Help Wanted

It's an empty position situation!


Wanted: Single Male who enjoys the simpler things in life such as boozing too much on school nights, impromptu dance parties, bad reality television and having adventures on foot or bicycle.  Potential applicants must have extensive knowledge about beatin’ the beat, shenanigans and irony.  Skullduggery and emotional unavailability is a plus, but not required.  Republicans, religious zealots and baby daddies need not apply.   

The deadline for this application is Friday, March 26th.  Interested candidates may forward their resume and headshot to  NO PHONE CALLS, PLEASE!  

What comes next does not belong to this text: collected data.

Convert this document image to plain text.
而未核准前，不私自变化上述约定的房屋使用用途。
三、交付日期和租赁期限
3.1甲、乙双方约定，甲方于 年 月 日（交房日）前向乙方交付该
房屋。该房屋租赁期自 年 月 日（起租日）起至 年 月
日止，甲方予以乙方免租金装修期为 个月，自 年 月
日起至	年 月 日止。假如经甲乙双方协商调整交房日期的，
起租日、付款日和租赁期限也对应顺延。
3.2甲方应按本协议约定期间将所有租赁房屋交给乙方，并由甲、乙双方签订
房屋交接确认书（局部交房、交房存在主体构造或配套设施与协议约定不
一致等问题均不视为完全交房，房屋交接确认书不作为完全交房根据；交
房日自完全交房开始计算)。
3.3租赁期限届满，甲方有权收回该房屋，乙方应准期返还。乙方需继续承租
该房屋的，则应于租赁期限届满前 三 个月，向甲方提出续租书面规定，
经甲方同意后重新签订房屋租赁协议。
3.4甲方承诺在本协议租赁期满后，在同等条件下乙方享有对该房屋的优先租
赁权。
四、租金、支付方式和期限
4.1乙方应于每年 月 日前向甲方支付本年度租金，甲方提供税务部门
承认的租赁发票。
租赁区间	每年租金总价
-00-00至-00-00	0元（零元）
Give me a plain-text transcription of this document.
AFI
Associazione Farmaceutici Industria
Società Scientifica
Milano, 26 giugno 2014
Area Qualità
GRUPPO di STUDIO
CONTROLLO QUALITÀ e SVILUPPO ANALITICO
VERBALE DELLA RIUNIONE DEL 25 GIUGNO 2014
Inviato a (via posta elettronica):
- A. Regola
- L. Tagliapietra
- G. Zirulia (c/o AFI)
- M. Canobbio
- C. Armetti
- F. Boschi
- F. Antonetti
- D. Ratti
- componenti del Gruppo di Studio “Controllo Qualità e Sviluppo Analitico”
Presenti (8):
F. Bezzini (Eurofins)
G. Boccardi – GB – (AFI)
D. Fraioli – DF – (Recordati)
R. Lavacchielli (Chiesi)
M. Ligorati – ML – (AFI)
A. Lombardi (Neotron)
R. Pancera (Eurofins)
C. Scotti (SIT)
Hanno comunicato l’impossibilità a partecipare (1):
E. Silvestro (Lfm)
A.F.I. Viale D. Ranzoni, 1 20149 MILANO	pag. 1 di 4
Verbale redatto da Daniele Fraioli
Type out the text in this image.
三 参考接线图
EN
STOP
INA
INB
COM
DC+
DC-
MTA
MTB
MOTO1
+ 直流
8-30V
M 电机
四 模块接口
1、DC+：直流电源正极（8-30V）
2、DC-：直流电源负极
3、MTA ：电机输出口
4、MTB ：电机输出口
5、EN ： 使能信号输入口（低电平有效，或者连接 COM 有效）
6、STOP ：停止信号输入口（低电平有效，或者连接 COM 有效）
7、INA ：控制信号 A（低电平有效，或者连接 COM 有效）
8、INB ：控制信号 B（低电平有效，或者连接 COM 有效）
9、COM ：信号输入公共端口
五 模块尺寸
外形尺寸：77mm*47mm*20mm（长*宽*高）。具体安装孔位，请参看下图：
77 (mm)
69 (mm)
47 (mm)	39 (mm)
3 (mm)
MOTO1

TLW is an equal opportunity employer and applicants of all races are encouraged to apply.


5 thoughts on “Help Wanted

  1. does growing up here disqualify me?

    (apart from being a paunchy hirsute darky )

    but your description of the ideal is somewhat like the “adventuresome yet prudent, party animal yet housebody” single ads on craigslist that are the butt of internet jokes.

    How could anyone well-versed in shenanigans, beatin’ the beat and irony not be a self-medicating stoner? A real alky, as you describe, would be too busy drinking on school nights to learn how real people stay sane without racking up DUIs or getting kidnapped by the cutoffs-tats-vinyl crowd.